Woody Allen spielt einen Kassierer in einem Restaurant, der sich mit illegalen Wettgeschäften ein paar Dollar dazuverdient. Dann wird er von einem befreundeten Autor, der aufgrund kommunistischen Gedankenguts Berufsverbot erhielt, gebeten als Strohmann zu fungieren, also seine Bücher und die seiner ebenfalls gesperrten Freunde unter Allens Namen zu veröffentlichen. Schnell steigt der Strohmann Woody Allen weiter auf und wird schließlich ein gefeierter Autor. Doch dann beginnen Probleme aufzutreten, da seine neue Freundin will, dass er ein Buch über ihre Arbeit schreibt und da die Kommission, die die anderen Autoren sperren ließ, nun auch ihn vorladen lässt.

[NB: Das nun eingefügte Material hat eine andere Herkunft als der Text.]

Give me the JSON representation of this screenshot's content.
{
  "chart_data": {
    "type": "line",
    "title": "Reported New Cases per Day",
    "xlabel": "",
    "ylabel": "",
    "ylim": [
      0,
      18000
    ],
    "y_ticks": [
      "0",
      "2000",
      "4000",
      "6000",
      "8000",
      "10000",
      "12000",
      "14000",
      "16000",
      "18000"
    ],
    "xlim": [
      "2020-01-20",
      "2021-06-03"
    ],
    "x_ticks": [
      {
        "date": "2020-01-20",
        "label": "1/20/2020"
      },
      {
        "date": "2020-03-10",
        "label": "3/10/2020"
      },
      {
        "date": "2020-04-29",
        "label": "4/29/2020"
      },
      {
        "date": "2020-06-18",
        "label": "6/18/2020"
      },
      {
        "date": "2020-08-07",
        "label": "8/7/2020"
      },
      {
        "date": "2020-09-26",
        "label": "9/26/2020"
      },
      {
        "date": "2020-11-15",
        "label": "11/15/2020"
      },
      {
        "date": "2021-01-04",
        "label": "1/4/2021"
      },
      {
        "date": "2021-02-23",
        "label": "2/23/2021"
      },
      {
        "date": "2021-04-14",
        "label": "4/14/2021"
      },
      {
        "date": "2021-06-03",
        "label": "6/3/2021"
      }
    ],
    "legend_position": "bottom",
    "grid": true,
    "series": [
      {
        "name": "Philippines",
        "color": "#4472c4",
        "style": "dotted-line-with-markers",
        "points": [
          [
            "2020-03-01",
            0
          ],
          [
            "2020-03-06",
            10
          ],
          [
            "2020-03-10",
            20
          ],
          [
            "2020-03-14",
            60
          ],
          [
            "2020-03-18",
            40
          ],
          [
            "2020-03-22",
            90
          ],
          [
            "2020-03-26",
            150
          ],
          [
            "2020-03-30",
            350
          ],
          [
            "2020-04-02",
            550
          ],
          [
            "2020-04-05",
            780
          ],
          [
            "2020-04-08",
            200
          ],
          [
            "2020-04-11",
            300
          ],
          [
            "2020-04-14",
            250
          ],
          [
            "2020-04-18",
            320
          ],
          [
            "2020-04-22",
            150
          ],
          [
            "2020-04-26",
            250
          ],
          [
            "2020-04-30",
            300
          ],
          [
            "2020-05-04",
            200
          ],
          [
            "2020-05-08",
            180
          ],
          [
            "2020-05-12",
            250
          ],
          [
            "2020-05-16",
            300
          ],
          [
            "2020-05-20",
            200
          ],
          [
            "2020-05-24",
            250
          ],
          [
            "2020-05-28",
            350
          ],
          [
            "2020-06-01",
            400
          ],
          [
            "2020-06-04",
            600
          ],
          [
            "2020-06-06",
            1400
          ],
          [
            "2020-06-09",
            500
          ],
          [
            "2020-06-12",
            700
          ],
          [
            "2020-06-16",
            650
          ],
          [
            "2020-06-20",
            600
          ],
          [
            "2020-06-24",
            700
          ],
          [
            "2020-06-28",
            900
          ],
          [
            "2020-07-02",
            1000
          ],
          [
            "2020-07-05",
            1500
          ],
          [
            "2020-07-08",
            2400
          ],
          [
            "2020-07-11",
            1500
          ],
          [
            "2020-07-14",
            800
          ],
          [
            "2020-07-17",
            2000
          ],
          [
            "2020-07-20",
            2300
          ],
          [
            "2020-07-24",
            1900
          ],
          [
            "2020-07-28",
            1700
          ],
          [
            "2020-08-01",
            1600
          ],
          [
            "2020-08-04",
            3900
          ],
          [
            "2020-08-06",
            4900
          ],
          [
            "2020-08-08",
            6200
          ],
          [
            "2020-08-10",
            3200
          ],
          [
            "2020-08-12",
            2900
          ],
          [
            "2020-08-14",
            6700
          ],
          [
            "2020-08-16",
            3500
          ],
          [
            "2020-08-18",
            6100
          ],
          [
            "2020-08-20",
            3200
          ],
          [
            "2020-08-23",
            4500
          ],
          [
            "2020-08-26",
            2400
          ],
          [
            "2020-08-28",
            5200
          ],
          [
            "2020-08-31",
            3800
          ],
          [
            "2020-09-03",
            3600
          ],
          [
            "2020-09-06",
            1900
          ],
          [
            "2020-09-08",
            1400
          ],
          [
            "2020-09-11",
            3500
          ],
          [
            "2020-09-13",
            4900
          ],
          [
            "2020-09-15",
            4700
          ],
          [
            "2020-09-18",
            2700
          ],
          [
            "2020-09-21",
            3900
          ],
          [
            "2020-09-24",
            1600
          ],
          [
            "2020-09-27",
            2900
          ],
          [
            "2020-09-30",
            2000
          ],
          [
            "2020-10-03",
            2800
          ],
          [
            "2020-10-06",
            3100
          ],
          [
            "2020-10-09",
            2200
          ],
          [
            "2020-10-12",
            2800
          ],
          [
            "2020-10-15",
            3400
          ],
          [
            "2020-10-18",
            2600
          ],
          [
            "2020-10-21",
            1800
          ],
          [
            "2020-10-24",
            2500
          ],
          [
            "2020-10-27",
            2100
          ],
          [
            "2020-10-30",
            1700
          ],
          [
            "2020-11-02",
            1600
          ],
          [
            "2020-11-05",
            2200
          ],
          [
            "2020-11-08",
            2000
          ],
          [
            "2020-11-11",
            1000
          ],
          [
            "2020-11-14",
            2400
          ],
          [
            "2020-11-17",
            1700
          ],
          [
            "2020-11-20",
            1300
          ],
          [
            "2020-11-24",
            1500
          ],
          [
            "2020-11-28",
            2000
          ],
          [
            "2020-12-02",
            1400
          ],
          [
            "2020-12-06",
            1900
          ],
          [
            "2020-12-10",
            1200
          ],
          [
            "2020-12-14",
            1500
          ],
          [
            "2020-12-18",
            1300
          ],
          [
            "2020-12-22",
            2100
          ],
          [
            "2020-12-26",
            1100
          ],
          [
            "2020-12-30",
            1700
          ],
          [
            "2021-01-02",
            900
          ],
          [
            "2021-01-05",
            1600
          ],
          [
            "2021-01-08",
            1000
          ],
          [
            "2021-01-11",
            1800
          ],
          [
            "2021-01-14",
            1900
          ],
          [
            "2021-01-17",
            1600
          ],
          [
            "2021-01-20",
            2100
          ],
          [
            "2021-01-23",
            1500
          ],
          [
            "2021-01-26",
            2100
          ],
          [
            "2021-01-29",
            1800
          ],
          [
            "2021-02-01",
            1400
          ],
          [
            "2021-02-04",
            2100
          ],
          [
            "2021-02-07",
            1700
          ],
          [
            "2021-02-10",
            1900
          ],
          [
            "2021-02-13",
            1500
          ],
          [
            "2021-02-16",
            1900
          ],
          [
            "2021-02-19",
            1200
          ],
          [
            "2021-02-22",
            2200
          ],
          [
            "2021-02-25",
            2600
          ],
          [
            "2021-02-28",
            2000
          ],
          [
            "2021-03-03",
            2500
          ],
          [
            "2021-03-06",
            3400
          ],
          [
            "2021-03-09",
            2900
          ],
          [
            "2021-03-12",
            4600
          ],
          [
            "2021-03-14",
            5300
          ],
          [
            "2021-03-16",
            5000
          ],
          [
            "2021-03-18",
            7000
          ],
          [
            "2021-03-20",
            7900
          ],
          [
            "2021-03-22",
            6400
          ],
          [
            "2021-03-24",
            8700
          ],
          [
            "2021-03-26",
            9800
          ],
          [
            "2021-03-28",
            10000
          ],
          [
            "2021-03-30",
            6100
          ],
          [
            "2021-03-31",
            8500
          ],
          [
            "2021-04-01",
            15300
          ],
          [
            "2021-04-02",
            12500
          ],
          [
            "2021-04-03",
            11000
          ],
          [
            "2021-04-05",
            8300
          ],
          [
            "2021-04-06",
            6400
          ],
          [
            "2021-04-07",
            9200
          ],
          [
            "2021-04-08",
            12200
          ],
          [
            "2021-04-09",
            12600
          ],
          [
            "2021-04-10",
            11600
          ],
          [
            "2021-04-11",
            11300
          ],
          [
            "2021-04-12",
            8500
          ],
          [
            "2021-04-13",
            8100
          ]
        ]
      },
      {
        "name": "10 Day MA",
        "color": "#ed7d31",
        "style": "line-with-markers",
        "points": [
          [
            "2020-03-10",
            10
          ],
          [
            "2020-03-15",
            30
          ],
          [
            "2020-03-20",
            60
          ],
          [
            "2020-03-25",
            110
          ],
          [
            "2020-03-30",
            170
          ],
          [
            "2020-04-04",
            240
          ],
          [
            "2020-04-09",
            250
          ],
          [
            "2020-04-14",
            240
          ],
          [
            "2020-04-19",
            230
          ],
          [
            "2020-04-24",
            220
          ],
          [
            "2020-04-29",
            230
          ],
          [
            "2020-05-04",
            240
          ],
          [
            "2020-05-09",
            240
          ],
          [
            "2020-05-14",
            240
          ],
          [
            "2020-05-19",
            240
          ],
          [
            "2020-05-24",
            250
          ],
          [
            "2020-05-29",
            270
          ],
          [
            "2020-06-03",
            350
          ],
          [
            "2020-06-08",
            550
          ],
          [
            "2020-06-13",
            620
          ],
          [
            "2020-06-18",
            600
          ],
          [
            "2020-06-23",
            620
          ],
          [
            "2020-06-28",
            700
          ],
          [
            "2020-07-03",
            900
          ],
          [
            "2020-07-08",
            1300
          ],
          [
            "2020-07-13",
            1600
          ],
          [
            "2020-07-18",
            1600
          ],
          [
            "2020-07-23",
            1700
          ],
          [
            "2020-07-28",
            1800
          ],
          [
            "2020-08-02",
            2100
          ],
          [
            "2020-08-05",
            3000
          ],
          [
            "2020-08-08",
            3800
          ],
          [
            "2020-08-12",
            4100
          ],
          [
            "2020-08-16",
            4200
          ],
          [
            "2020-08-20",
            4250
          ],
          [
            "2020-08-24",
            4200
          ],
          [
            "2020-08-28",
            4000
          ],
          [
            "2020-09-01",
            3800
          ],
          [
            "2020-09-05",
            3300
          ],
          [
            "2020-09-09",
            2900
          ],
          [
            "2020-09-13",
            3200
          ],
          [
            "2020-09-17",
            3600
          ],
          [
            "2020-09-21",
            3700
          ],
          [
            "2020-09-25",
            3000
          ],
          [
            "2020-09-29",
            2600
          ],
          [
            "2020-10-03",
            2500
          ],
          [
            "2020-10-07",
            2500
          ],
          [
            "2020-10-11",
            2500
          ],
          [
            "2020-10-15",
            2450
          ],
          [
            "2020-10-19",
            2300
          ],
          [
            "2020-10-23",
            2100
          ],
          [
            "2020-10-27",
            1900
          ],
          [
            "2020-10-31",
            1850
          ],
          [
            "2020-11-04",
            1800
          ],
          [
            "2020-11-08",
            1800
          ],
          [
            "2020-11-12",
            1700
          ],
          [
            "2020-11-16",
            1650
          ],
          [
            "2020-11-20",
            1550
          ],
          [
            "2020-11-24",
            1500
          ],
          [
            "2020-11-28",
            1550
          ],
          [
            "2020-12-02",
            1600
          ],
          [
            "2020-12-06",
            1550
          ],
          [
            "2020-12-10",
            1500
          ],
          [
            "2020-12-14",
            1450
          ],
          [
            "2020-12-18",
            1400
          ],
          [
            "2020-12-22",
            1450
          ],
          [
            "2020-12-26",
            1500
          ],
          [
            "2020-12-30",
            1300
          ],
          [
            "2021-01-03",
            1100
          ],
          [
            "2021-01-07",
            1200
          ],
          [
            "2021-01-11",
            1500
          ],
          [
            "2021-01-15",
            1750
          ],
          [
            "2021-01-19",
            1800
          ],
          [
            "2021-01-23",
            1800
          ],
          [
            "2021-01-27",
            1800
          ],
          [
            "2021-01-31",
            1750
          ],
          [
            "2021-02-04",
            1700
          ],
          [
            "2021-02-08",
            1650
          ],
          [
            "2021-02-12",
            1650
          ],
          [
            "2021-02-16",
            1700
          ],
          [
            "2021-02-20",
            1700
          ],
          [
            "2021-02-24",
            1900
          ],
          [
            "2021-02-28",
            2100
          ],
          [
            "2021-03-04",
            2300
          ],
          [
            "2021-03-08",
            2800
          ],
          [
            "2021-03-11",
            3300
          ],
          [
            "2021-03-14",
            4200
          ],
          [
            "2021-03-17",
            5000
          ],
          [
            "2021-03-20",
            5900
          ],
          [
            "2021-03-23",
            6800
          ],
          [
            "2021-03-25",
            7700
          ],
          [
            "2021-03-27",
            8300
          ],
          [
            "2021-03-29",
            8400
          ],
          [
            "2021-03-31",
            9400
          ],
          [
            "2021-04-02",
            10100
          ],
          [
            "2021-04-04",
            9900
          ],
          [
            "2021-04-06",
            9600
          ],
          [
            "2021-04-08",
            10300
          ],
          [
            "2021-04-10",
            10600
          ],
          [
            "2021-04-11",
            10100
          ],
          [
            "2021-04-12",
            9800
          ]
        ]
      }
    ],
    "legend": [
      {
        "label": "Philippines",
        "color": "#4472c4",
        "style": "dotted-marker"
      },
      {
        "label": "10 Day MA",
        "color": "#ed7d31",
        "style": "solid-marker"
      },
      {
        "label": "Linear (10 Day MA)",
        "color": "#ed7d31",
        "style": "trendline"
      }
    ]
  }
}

Die Story ist gut gelungen. Die Charaktere sind wie bei den meisten Allen-Filmen ordentlich konstruiert. Allen selbst ist mal wieder ein relativ liebenswerter Versager, der mit der Zeit immer mehr in seinen Problemen versinkt. Auch die Nebenfiguren werden ordentlich behandelt. Die Dialoge sind einmal mehr amüsant, ironisch und trotzdem tiefgründig. Die Wendungen sind teilweise unvorhersehbar und können größtenteils zünden. An Ideen und innovativen Einfällen mangelt es in diesem Film kaum. Auch die satirischen Aspekte und die Kritik am Berufsverbot der Autoren wird zu keinem Zeitpunkt aus den Augen verloren. Gerade heute, wo fast ausschließlich niveaulose und stereotype Teenie- und Liebenskomödien in die Kinos kommen, liefert diese Story eine geistreiche und erfrischende Abwechslung.

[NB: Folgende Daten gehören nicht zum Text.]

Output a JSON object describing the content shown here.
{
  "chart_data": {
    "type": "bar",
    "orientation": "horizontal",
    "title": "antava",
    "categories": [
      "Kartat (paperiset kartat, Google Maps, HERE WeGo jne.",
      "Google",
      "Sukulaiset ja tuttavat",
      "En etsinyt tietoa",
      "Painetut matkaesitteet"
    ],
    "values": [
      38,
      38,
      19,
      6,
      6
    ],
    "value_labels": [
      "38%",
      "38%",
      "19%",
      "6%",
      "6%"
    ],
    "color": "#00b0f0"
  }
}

Der Unterhaltungswert ist die ganze Zeit über ziemlich hoch, da der Film sowohl humoristisch, als auch emotional einiges zu bieten hat. Vor allem zum Ende hin, wenn Allen immer weniger Auswege aus seinen Problemen bleiben, wird der Film zunehmend unterhaltsamer, sogar ein bisschen spannend.

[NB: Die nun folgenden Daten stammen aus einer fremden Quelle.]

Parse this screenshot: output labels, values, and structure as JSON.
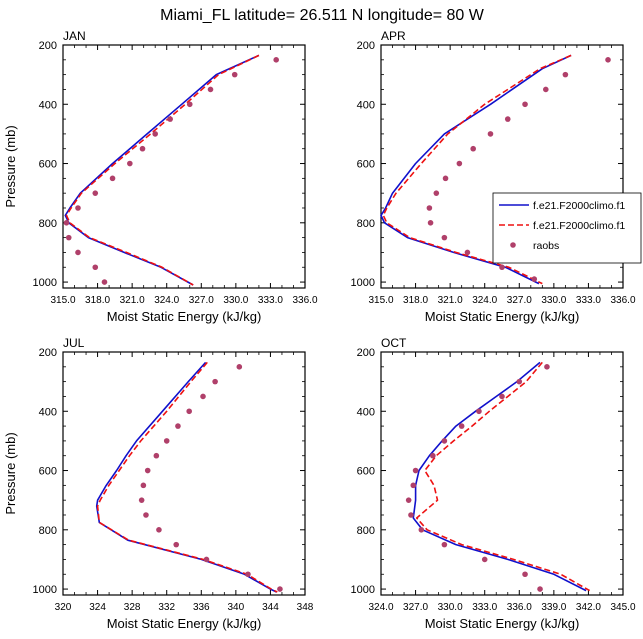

Die Umsetzung ist Regisseur Martin Ritt gut gelungen. Die Filmmusik ist, in Anbetracht des Alters des Films gut gelungen und kann vor allem die tragischen und emotionalen Stellen gut unterlegen. Der Humor besteht einmal mehr aus den typischen Woody Allen Wortwitzen in Verbindung mit den amüsanten Dialogen. Die Gags sind gut dosiert, sodass der Film niemals ins Lächerliche abrutscht. Es ist einer der wenigen Filme, in denen Woody Allen eine Rolle spielt, ohne die Regie zu übernehmen. Dennoch trägt der Film ganz klar seine Handschrift, da Regisseur Martin Ritt wirklich hervorragende Arbeit leistet und den Stil von Allen perfekt kopiert und eine humorvolle und stilvolle Leistung abliefert.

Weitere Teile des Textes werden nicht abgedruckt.